Study Shows IT Decision-Makers View Identity and Access as Chief Security Concerns

Oct. 25, 2004
Eighty-Seven percent of respondents to fund identity and access management solutions in 2005

Unisys Corporation announced the results of a new research study on identity and access management (IAM) at the Digital ID World 2004 conference. The research study found that information technology decision makers view IAM - the process of establishing and managing the digital identities that provide secure access to networks, sensitive information and other business resources - as key to increasing enterprise security, managing IT costs and enabling compliance with government regulations.

The study, which surveyed C-level executives and IT managers at large U.S. companies, revealed numerous issues surrounding the economics of IAM, as well as budgeting issues and varying speeds of adoption for specific types of IAM solutions being deployed to secure enterprise IT infrastructures and information resources.

Money alone can't solve the issue
Seventy-seven percent of respondents view an effective IAM system as a primary means of protecting against corporate network intrusions resulting from identity theft and other attacks originating either inside or outside the enterprise.

Moreover, respondents indicated a prudent hesitation to simply throw money at the security issue. Instead, they expressed a desire to ensure that the system delivers a defined economic benefit. Six out of 10 respondents want an IAM solution that enables them to manage or reduce operational costs, and nearly half view achieving return on investment (ROI) as a key factor in judging the success of their IAM implementation. That concern is even higher among decision-makers from companies with revenues of $3 billion or more - indicating that ROI is even more critical to larger companies with more at stake.

Ninety-two percent of respondents responsible for regulatory compliance identified IAM as key to their strategy for compliance with rules mandating safeguards for sensitive information. Those include Sarbanes-Oxley (SOX) in corporate governance - with a compliance deadline looming November 15 - the Health Information Portability and Accountability Act (HIPAA) in healthcare, and the Gramm-Leach-Bliley Act (GLBA) in financial services. The research showed that the higher-ranking the respondent, the more likely they were to rate IAM as "extremely important" for compliance.

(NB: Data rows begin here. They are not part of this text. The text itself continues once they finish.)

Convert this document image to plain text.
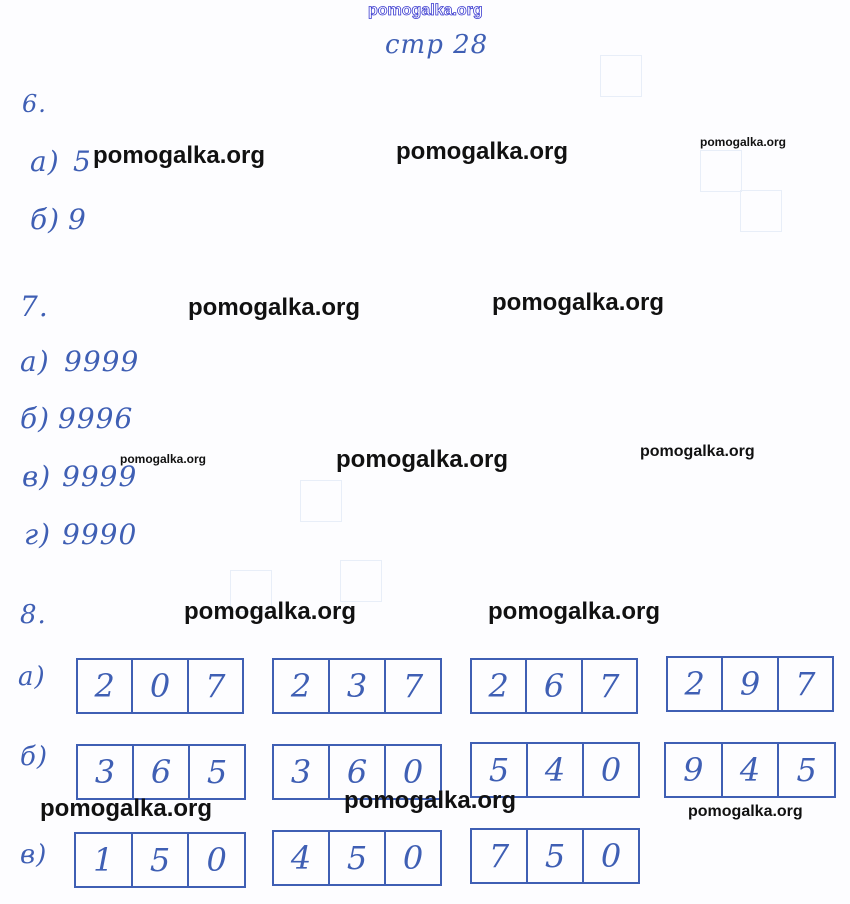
pomogalka.org
стр 28
6.
а) 5
б) 9
7.
а) 9999
б) 9996
в) 9999
г) 9990
8.
а)
б)
в)
2	0	7	2	3	7	2	6	7	2	9	7
3	6	5	3	6	0	5	4	0	9	4	5
1	5	0	4	5	0	7	5	0
pomogalka.org	pomogalka.org	pomogalka.org
pomogalka.org	pomogalka.org
pomogalka.org	pomogalka.org	pomogalka.org
pomogalka.org	pomogalka.org
pomogalka.org	pomogalka.org	pomogalka.org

Eighty-seven percent of the respondents indicated they plan to budget funds for IAM in 2005, with more than 55 percent increasing their IAM budgets by an average of 19 percent over 2004. That commitment suggests that IT decision-makers have prioritized IAM as an area for special action.

"This research clearly demonstrates that senior IT management has come to view identity and access management not as a technology solution, but as a critical part of an enterprise business strategy," said Patrick O'Kane, chief architect, Unisys Identity and Access Management Practice. "IAM is no longer a 'nice to have,' it's a 'need to have' for infrastructure security that protects critical assets, promotes operational efficiency and yields optimal return on investment."

The survey also examined the adoption and penetration rates of the most commonly used types of IAM solutions including:

Single Sign On - the most widely adopted IAM solution - enables a user to access multiple Web applications through a single point of contact without needing to maintain or remember multiple passwords. Even with a high rate of adoption, there is still plenty of opportunity for, and interest in, further deployment.

-- 93 percent of respondents were familiar with Single Sign On.

-- 53 percent of respondents have already implemented Single Sign On, or are in the process of implementation, with another 37 percent planning to do so in the next one to four years.

Role-Based Access Control - grants users access privileges according to their function, not their personal identity. Workers are granted only the privileges they need to perform their jobs. This can yield significant improvements in operational efficiency by eliminating the logistical adds, moves and changes that occur when identity is tied to the individual rather than to the functional role.

-- Role-Based Access Control was the next most-recognized IAM solution after Single Sign On; more than 80 percent of respondents were familiar with it.

-- 37 percent of respondents stated they have already implemented or are currently implementing Role-Based Access Control.

-- 41 percent of respondents stated they plan to implement Role-Based Access Control within the next four years.

Federated Identity Management - enables participating organizations to cooperate in sharing each other's authentication and authorization services. It is particularly useful for secure information-sharing with external partners and suppliers, or among business units within a company.

-- Federated Identity Management is the most nascent and currently the least implemented IAM solution; 62 percent of respondents indicated familiarity with Federated Identity Management, but only 19 percent have implemented it.

-- However, 37 percent of respondents plan to implement a Federated Identity Management solution within the next four years.

-- The adoption rate for Federated Identity Management could accelerate with the acceptance of a single standard - most likely the emerging Security Assertion Markup Language 2 (SAML 2). Nearly 90 percent of respondents agreed that the emergence of an accepted standard is an important goal.

Conducted in early October 2004, the survey polled 150 IT decision-makers at large U.S. companies (with more than $500 million annual revenue) about issues surrounding identity and access management within their organizations. Market research firm KRC Research conducted the study on behalf of Unisys.